Когда старушка, искоса поглядывая на непрошеного гостя и что-то ворча себе под нос, недовольно положила на широкую деревянную кровать брюки, чёрную рубаху-косоворотку и поношенный пиджак, Щукин пояснил:
– Это от сына остались. Он твой одногодка будет, как взяли в четырнадцатом, так и по сию пору ничего не слыхать. Может, убили, а может, в плену где. Ну, вернётся, новую справим, а нет… Что ж сделаешь, не он один, ну а мать – она всё-таки мать… Так вот, Яков Матвеевич, кажись, так вас звать-то, переодевайтесь скоренько, да все свои документы военные вместе с обмундированием положите вот здесь, на кровать. Себе оставьте только деньги. Паспорт пока у меня будет, денька через два я вам его верну с исправлением. Наганчик тоже здесь оставьте, потому, сами понимаете, рабочему человеку разные там револьверы, пистолеты ни к чему.

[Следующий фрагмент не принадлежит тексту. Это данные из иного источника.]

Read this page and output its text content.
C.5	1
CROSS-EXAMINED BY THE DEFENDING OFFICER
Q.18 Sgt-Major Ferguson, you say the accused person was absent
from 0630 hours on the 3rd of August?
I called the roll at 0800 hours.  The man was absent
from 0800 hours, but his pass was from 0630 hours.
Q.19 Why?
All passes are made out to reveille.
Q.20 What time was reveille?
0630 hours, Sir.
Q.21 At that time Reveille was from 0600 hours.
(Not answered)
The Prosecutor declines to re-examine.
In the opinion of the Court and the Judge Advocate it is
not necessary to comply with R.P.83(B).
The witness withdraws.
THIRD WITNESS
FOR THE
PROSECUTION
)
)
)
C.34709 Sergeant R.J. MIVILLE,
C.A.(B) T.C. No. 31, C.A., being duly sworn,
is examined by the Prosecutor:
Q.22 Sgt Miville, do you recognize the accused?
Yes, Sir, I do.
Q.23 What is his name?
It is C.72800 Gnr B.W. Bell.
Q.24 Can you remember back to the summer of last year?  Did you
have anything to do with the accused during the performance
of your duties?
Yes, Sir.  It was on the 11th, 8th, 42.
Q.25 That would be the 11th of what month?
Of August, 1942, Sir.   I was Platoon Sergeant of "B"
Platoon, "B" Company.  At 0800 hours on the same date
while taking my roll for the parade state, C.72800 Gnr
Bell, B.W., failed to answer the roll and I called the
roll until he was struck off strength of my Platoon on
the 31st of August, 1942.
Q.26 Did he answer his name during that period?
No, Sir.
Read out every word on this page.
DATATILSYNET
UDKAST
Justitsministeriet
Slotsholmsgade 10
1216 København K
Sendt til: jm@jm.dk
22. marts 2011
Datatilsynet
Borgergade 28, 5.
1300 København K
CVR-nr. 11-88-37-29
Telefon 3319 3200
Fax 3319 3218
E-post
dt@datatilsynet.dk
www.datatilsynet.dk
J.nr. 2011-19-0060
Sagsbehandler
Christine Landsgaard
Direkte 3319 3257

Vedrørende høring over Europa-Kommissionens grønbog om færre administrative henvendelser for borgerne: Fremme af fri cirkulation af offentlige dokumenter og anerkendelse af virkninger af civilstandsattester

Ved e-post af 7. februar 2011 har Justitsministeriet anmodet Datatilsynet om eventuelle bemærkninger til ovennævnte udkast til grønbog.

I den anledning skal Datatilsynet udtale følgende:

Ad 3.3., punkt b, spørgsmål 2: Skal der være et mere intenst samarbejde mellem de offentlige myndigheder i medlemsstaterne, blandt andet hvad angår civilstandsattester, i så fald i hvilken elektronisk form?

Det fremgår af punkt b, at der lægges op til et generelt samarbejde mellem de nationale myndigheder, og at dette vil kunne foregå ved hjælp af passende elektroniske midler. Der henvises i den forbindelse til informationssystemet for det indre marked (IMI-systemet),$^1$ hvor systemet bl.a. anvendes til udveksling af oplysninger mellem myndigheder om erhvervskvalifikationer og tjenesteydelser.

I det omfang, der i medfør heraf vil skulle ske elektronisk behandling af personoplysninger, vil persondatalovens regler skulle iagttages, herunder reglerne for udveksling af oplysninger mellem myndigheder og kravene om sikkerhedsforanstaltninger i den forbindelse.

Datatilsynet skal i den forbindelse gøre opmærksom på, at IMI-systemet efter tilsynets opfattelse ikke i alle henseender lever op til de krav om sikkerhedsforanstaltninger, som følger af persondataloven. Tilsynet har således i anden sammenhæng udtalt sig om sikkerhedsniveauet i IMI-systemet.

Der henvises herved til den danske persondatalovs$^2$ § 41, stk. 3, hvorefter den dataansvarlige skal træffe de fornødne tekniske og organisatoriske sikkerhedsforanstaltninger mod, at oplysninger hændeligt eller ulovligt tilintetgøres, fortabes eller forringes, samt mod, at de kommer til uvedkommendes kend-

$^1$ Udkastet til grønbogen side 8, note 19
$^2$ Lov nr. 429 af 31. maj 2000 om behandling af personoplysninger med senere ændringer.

Через полчаса из дома Щукина вышли двое рабочих, один постарше – в железнодорожной форме и второй, ещё совсем молоденький, худенький, очевидно, недавно чем-то переболевший, так как одежда на нём сидела мешковато. Пройдя с полверсты, они остановились около небольшого невзрачного домика, стоявшего немного в стороне от основного порядка.
Старый постучал в дверь, и когда она открылась, он сказал, обращаясь к пожилой женщине, стоявшей на пороге:
– Ну вот, Евграфовна, постояльца тебе привёл, как обещал. Семейство его и вещички мы сейчас с ребятами тоже доставим, а вы пока тут о цене договоритесь. Вам, Яков Матвеевич, лишний раз на вокзале показываться ни к чему. Макарыч-то, наш жандарм, человек приметливый, надо аккуратнее с ним. Ну, пока прощевайте. Ко мне тоже без особой надобности ходить не стоит – знакомы мы, ну и всё, а большой дружбы между нами нет, хотя вы вроде и сродственник мне. Я сегодня вечером в поездку. Вернусь завтра днём, к вам послезавтра зайду, насчёт работы потолкуем.